Breno Silveira é, talvez, o melhor contador de histórias do atual cinema brasileiro. É impressionante seu talento em transformar temáticas clichês em narrativas extremamente interessantes e envolventes. O maior exemplo deste seu talento é “2 Filhos de Francisco”. Breno nos mostrou a história real dos cantores sertanejos Zezé di Camargo e Luciano de maneira excepcional, contagiando o público sem jamais descambar para o tentador e fácil caminho do piegas, o que acabou lhe rendendo também o aplauso da crítica. O longa acabou se tornando o maior sucesso do cinema brasileiro no período pós-retomada, com muitos méritos, é bom ressaltar. E olha que o diretor tinha receio de desagradar tanto à crítica quanto ao público, já que, assumidamente, não tinha nenhuma familiaridade com o universo sertanejo.
E é o talento de Breno para contar uma estória que torna “Era Uma Vez...”, seu mais recente projeto, uma experiência bastante interessante. A idéia do longa já era bastante antiga, sendo bem anterior até mesmo ao projeto dos irmãos sertanejos. Começou em 1987, quando foi o diretor de fotografia de “Santa Marta – Duas Semanas no Morro”, do cineasta Eduardo Coutinho. Trata-se de uma nova leitura da mais popular tragédia de William Shakespeare, “Romeu & Julieta”, transpondo o secular e imortal drama para o Rio de Janeiro contemporâneo. Assim, o conflito de famílias é substituído pelo embate de classes sociais, simbolizadas por Dé (Thiago Martins, ele próprio saído de uma favela carioca), o favelado do Morro do Cantagalo e vendedor de sanduíches em um quiosque na praia de Ipanema, e pela patricinha Nina (Vitória Frate, lindinha). Estabelece-se o já costumeiramente abordado confronto morro versus asfalto, tema recorrente nas recentes produções brasileiras. Todavia, a paixão adolescente dá novas cores ao mote já desgastado.

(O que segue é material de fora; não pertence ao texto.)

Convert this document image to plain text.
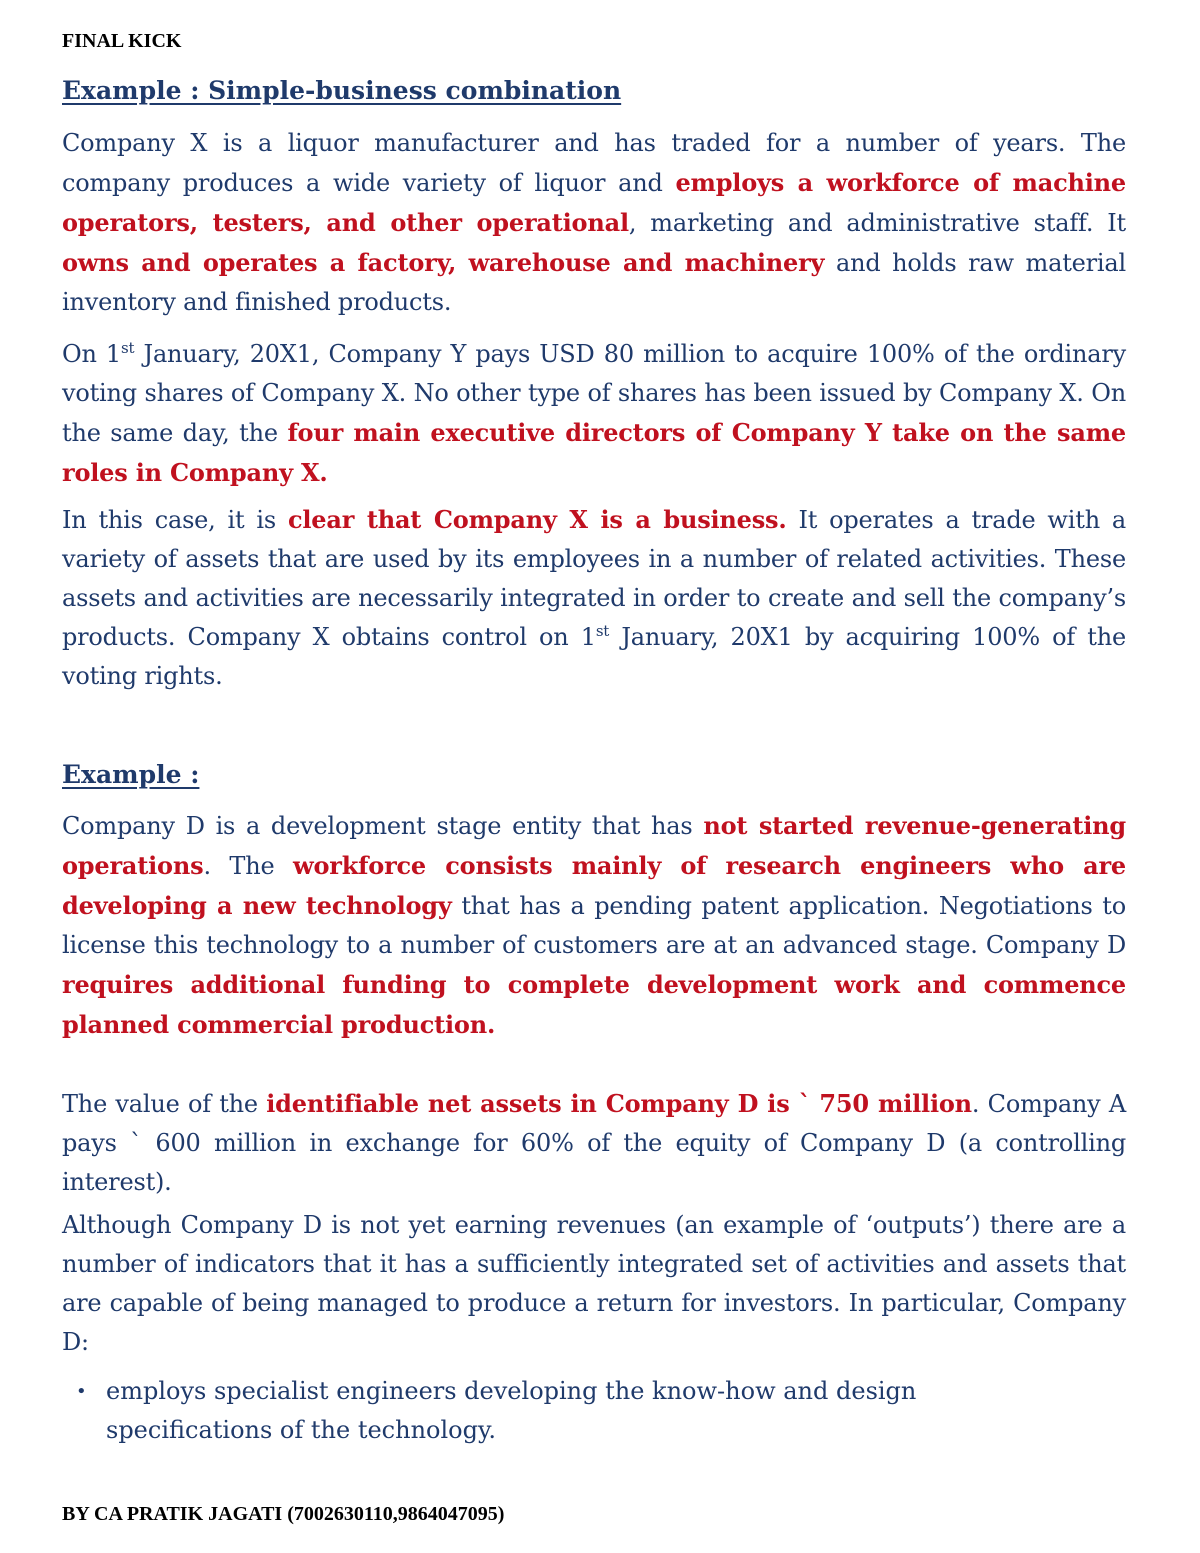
FINAL KICK
Example : Simple-business combination
Company X is a liquor manufacturer and has traded for a number of years. The company produces a wide variety of liquor and employs a workforce of machine operators, testers, and other operational, marketing and administrative staff. It owns and operates a factory, warehouse and machinery and holds raw material inventory and finished products.
On 1st January, 20X1, Company Y pays USD 80 million to acquire 100% of the ordinary voting shares of Company X. No other type of shares has been issued by Company X. On the same day, the four main executive directors of Company Y take on the same roles in Company X.
In this case, it is clear that Company X is a business. It operates a trade with a variety of assets that are used by its employees in a number of related activities. These assets and activities are necessarily integrated in order to create and sell the company’s products. Company X obtains control on 1st January, 20X1 by acquiring 100% of the voting rights.
Example :
Company D is a development stage entity that has not started revenue-generating operations. The workforce consists mainly of research engineers who are developing a new technology that has a pending patent application. Negotiations to license this technology to a number of customers are at an advanced stage. Company D requires additional funding to complete development work and commence planned commercial production.
The value of the identifiable net assets in Company D is ` 750 million. Company A pays ` 600 million in exchange for 60% of the equity of Company D (a controlling interest).
Although Company D is not yet earning revenues (an example of ‘outputs’) there are a number of indicators that it has a sufficiently integrated set of activities and assets that are capable of being managed to produce a return for investors. In particular, Company D:
• employs specialist engineers developing the know-how and design specifications of the technology.
BY CA PRATIK JAGATI (7002630110,9864047095)
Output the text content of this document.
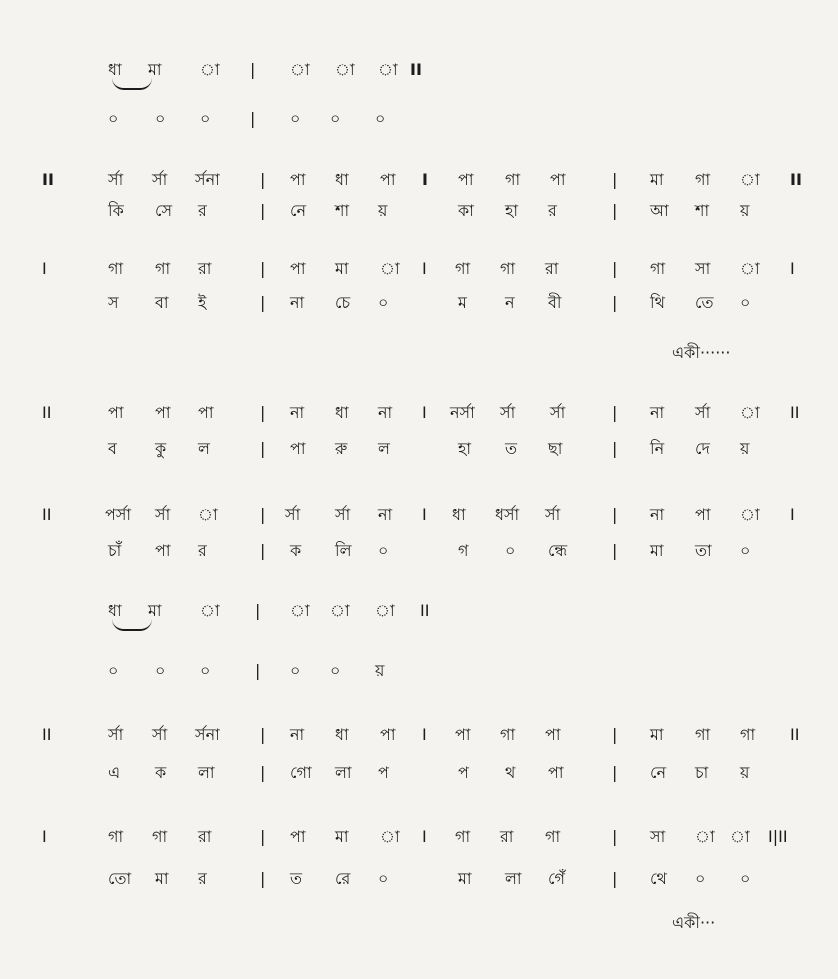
ধা মা া | া া া II
০ ০ ০ | ০ ০ ০
II	র্সা র্সা র্সনা	| পা ধা পা I পা গা পা	| মা গা া II
কি সে র	| নে শা য়	কা হা র	| আ শা য়
I	গা গা রা	| পা মা া I গা গা রা	| গা সা া I
স বা ই	| না চে ০	ম ন বী	| থি তে ০
একী······
II	পা পা পা	| না ধা না I নর্সা র্সা র্সা	| না র্সা া II
ব কু ল	| পা রু ল	হা ত ছা	| নি দে য়
II	পর্সা র্সা া	| র্সা র্সা না I ধা ধর্সা র্সা	| না পা া I
চাঁ পা র	| ক লি ০	গ ০ ন্ধে	| মা তা ০
ধা মা া | া া া II
০ ০ ০	| ০ ০ য়
II	র্সা র্সা র্সনা	| না ধা পা I পা গা পা	| মা গা গা II
এ ক লা	| গো লা প	প থ পা	| নে চা য়
I	গা গা রা	| পা মা া I গা রা গা	| সা া া I|II
তো মা র	| ত রে ০	মা লা গেঁ	| থে ০ ০
একী···
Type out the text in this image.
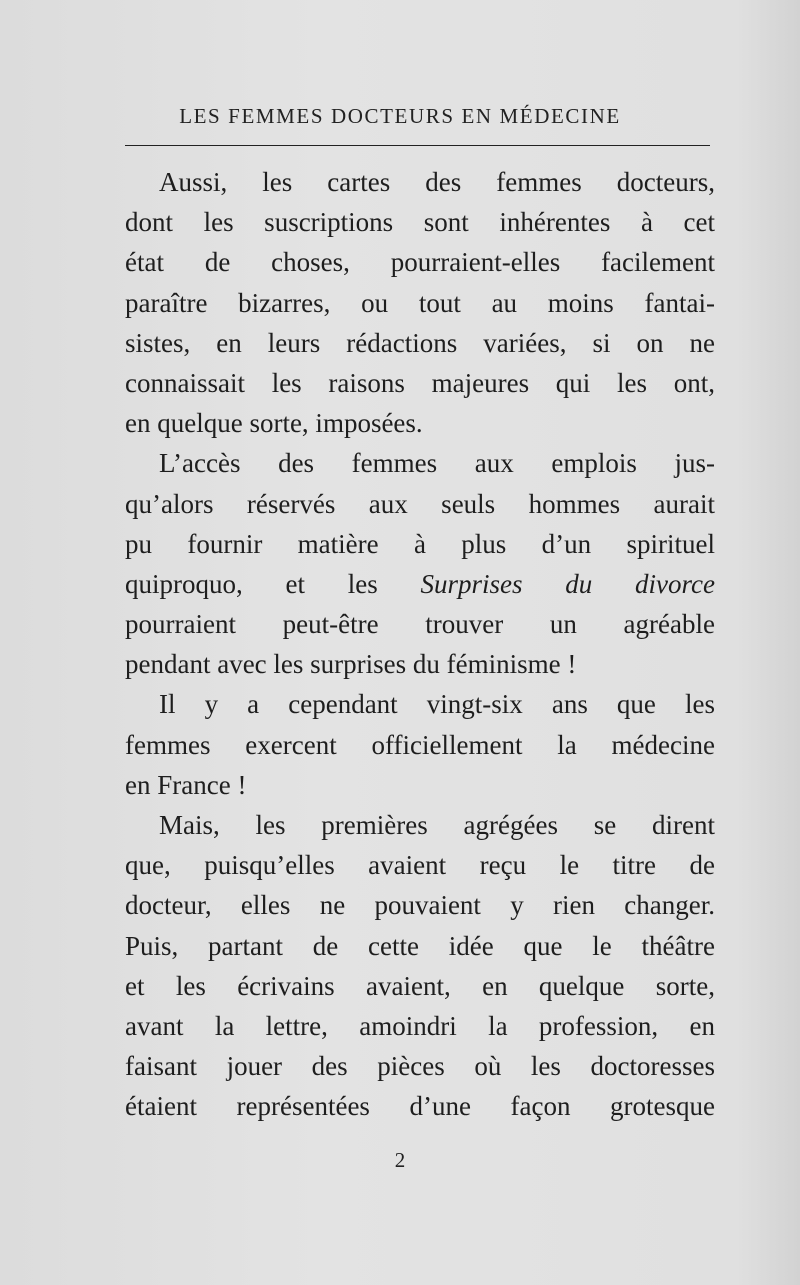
LES FEMMES DOCTEURS EN MÉDECINE
Aussi, les cartes des femmes docteurs,
dont les suscriptions sont inhérentes à cet
état de choses, pourraient-elles facilement
paraître bizarres, ou tout au moins fantai-
sistes, en leurs rédactions variées, si on ne
connaissait les raisons majeures qui les ont,
en quelque sorte, imposées.
L’accès des femmes aux emplois jus-
qu’alors réservés aux seuls hommes aurait
pu fournir matière à plus d’un spirituel
quiproquo, et les Surprises du divorce
pourraient peut-être trouver un agréable
pendant avec les surprises du féminisme !
Il y a cependant vingt-six ans que les
femmes exercent officiellement la médecine
en France !
Mais, les premières agrégées se dirent
que, puisqu’elles avaient reçu le titre de
docteur, elles ne pouvaient y rien changer.
Puis, partant de cette idée que le théâtre
et les écrivains avaient, en quelque sorte,
avant la lettre, amoindri la profession, en
faisant jouer des pièces où les doctoresses
étaient représentées d’une façon grotesque
2
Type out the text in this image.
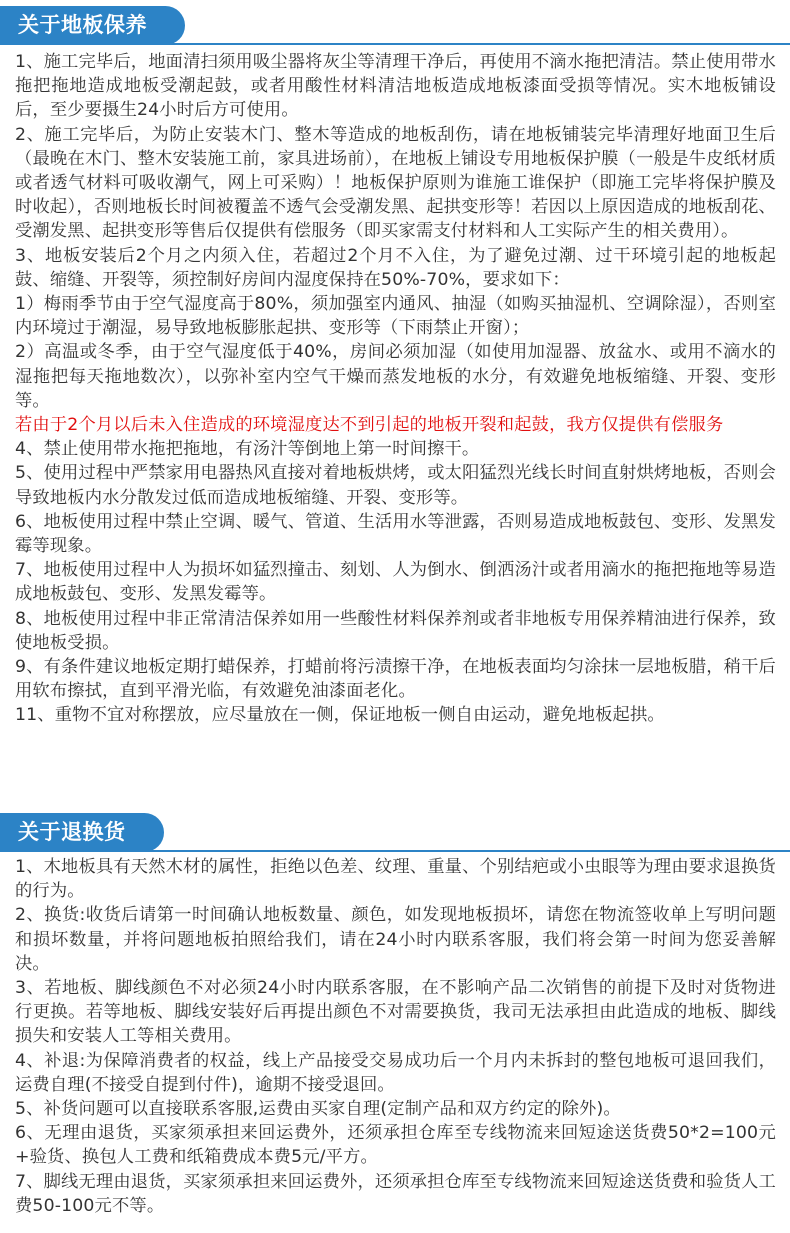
关于地板保养

1、施工完毕后，地面清扫须用吸尘器将灰尘等清理干净后，再使用不滴水拖把清洁。禁止使用带水拖把拖地造成地板受潮起鼓，或者用酸性材料清洁地板造成地板漆面受损等情况。实木地板铺设后，至少要摄生24小时后方可使用。

2、施工完毕后，为防止安装木门、整木等造成的地板刮伤，请在地板铺装完毕清理好地面卫生后（最晚在木门、整木安装施工前，家具进场前），在地板上铺设专用地板保护膜（一般是牛皮纸材质或者透气材料可吸收潮气，网上可采购）！地板保护原则为谁施工谁保护（即施工完毕将保护膜及时收起），否则地板长时间被覆盖不透气会受潮发黑、起拱变形等！若因以上原因造成的地板刮花、受潮发黑、起拱变形等售后仅提供有偿服务（即买家需支付材料和人工实际产生的相关费用）。

3、地板安装后2个月之内须入住，若超过2个月不入住，为了避免过潮、过干环境引起的地板起鼓、缩缝、开裂等，须控制好房间内湿度保持在50%-70%，要求如下：

1）梅雨季节由于空气湿度高于80%，须加强室内通风、抽湿（如购买抽湿机、空调除湿），否则室内环境过于潮湿，易导致地板膨胀起拱、变形等（下雨禁止开窗）；

2）高温或冬季，由于空气湿度低于40%，房间必须加湿（如使用加湿器、放盆水、或用不滴水的湿拖把每天拖地数次），以弥补室内空气干燥而蒸发地板的水分，有效避免地板缩缝、开裂、变形等。

若由于2个月以后未入住造成的环境湿度达不到引起的地板开裂和起鼓，我方仅提供有偿服务

4、禁止使用带水拖把拖地，有汤汁等倒地上第一时间擦干。

5、使用过程中严禁家用电器热风直接对着地板烘烤，或太阳猛烈光线长时间直射烘烤地板，否则会导致地板内水分散发过低而造成地板缩缝、开裂、变形等。

6、地板使用过程中禁止空调、暖气、管道、生活用水等泄露，否则易造成地板鼓包、变形、发黑发霉等现象。

7、地板使用过程中人为损坏如猛烈撞击、刻划、人为倒水、倒洒汤汁或者用滴水的拖把拖地等易造成地板鼓包、变形、发黑发霉等。

8、地板使用过程中非正常清洁保养如用一些酸性材料保养剂或者非地板专用保养精油进行保养，致使地板受损。

9、有条件建议地板定期打蜡保养，打蜡前将污渍擦干净，在地板表面均匀涂抹一层地板腊，稍干后用软布擦拭，直到平滑光临，有效避免油漆面老化。

11、重物不宜对称摆放，应尽量放在一侧，保证地板一侧自由运动，避免地板起拱。

关于退换货

1、木地板具有天然木材的属性，拒绝以色差、纹理、重量、个别结疤或小虫眼等为理由要求退换货的行为。

2、换货:收货后请第一时间确认地板数量、颜色，如发现地板损坏，请您在物流签收单上写明问题和损坏数量，并将问题地板拍照给我们，请在24小时内联系客服，我们将会第一时间为您妥善解决。

3、若地板、脚线颜色不对必须24小时内联系客服，在不影响产品二次销售的前提下及时对货物进行更换。若等地板、脚线安装好后再提出颜色不对需要换货，我司无法承担由此造成的地板、脚线损失和安装人工等相关费用。

4、补退:为保障消费者的权益，线上产品接受交易成功后一个月内未拆封的整包地板可退回我们，运费自理(不接受自提到付件)，逾期不接受退回。

5、补货问题可以直接联系客服,运费由买家自理(定制产品和双方约定的除外)。

6、无理由退货，买家须承担来回运费外，还须承担仓库至专线物流来回短途送货费50*2=100元+验货、换包人工费和纸箱费成本费5元/平方。

7、脚线无理由退货，买家须承担来回运费外，还须承担仓库至专线物流来回短途送货费和验货人工费50-100元不等。
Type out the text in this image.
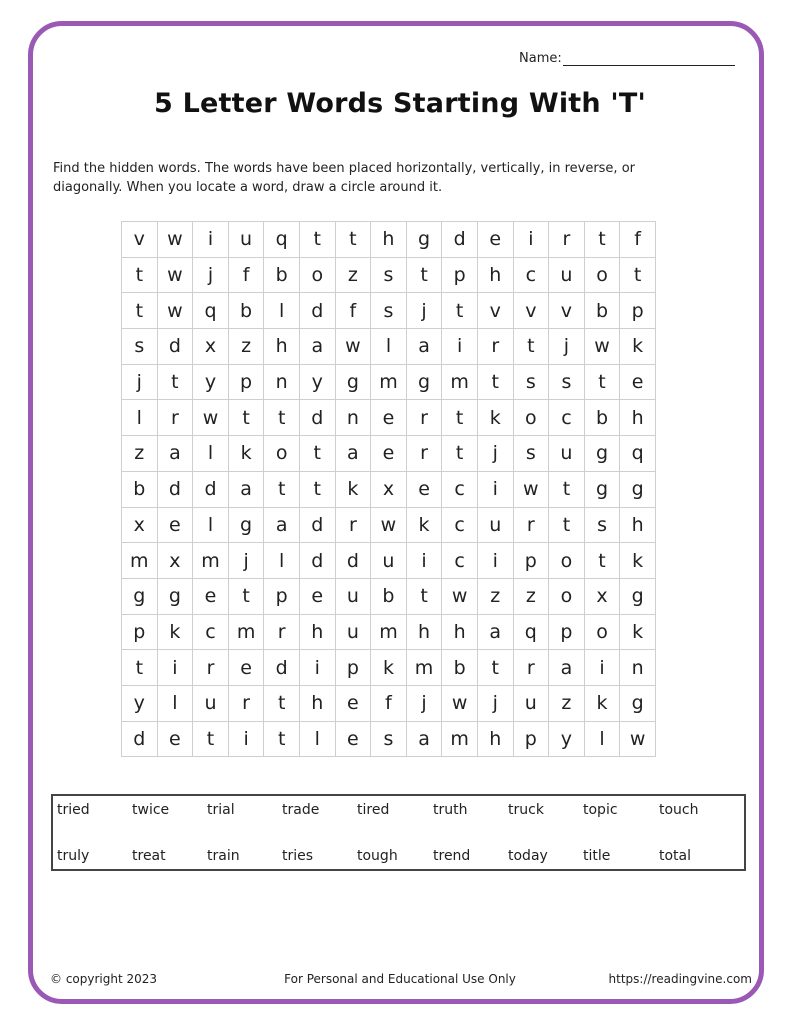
Name:
5 Letter Words Starting With 'T'
Find the hidden words. The words have been placed horizontally, vertically, in reverse, or diagonally. When you locate a word, draw a circle around it.
v	w	i	u	q	t	t	h	g	d	e	i	r	t	f
t	w	j	f	b	o	z	s	t	p	h	c	u	o	t
t	w	q	b	l	d	f	s	j	t	v	v	v	b	p
s	d	x	z	h	a	w	l	a	i	r	t	j	w	k
j	t	y	p	n	y	g	m	g	m	t	s	s	t	e
l	r	w	t	t	d	n	e	r	t	k	o	c	b	h
z	a	l	k	o	t	a	e	r	t	j	s	u	g	q
b	d	d	a	t	t	k	x	e	c	i	w	t	g	g
x	e	l	g	a	d	r	w	k	c	u	r	t	s	h
m	x	m	j	l	d	d	u	i	c	i	p	o	t	k
g	g	e	t	p	e	u	b	t	w	z	z	o	x	g
p	k	c	m	r	h	u	m	h	h	a	q	p	o	k
t	i	r	e	d	i	p	k	m	b	t	r	a	i	n
y	l	u	r	t	h	e	f	j	w	j	u	z	k	g
d	e	t	i	t	l	e	s	a	m	h	p	y	l	w
tried	twice	trial	trade	tired	truth	truck	topic	touch
truly	treat	train	tries	tough	trend	today	title	total
© copyright 2023	For Personal and Educational Use Only	https://readingvine.com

É interessante ver como o roteiro (escrito por Domingos de Oliveira e Patrícia Andrade, ela uma das co-autoras do roteiro de “2 Filhos de Francisco”) soube adaptar o romance às relações sociais e adolescentes (brasileiras, diga-se de passagem) dos anos 2000. Assim, por exemplo, as festas da nobreza são substituídas por raves à beira-mar e bailes funk (só não muda o hedonismo e vazio de ambos os eventos); os beijos e amassos acontecem rapidamente; a violência hoje é estampada através de fuzis AR-15 (em contraposição às espadas e punhais do século XVI). Da mesma forma, a oposição dos pais (Cyria Coentro, mãe de Dé e Paulo César Grande, pai de Nina) não se dá por rivalidades familiares, mas por verem a impossibilidade de sucesso numa relação estabelecida entre integrantes de classes tão distintas, além de preconceitos mútuos. Além disso, alguns outros comentários sociais são inseridos no contexto, como a discussão da vez trazida aos holofotes ano passado pelo super-sucesso “Tropa de Elite”: a promiscuidade hipócrita das classes abastadas com o tráfico reinante nos morros, uma vez que a mesma é maior consumidora do produto fornecido pelos traficantes. Ao mesmo tempo, contando com o talento dos dois jovens atores protagonistas (principalmente Thiago Martins), o lado romântico, por assim dizer, mostra-se bastante cativante. Principalmente porque o roteiro é feliz em estabelecer um passado para Dé e para o seu amor por Nina. O rapaz há muito tempo admirava sua amada através da varanda do apartamento onde ela mora, o qual se situa em frente ao mencionado quiosque onde serve sanduíches.Também muito interessante a relação de Dé com seu irmão, interpretado pelo talentosíssimo Rocco Pitanga, um personagem muito bem trabalhado. Alguns pontos soam artificiais, entretanto, como uma momentânea aceitação do pai da garota (o pouco talento de Paulo César Grande também não contribui...). Apesar dessas falhas, os fatos vão se sucedendo e envolvendo o espectador, contando com algumas reviravoltas que chegam mesmo a surpreender.
Seguro em sua direção, Silveira não deixa cair o ritmo. Os momentos mais tensos são muito bem desenvolvidos e o clímax realmente emociona, no melhor estilo shakespeariano (a cena final causa impacto). A fotografia mostra-se precisa e por vezes belíssima, como na cena em que Dé mostra a Nina a vista que se tem do alto da favela (mas também, convenhamos, seria difícil tornar o Rio de Janeiro feio). E a trilha sonora, com Marisa Monte e Luiz Melodia, é, como já deixo entrever, das mais felizes.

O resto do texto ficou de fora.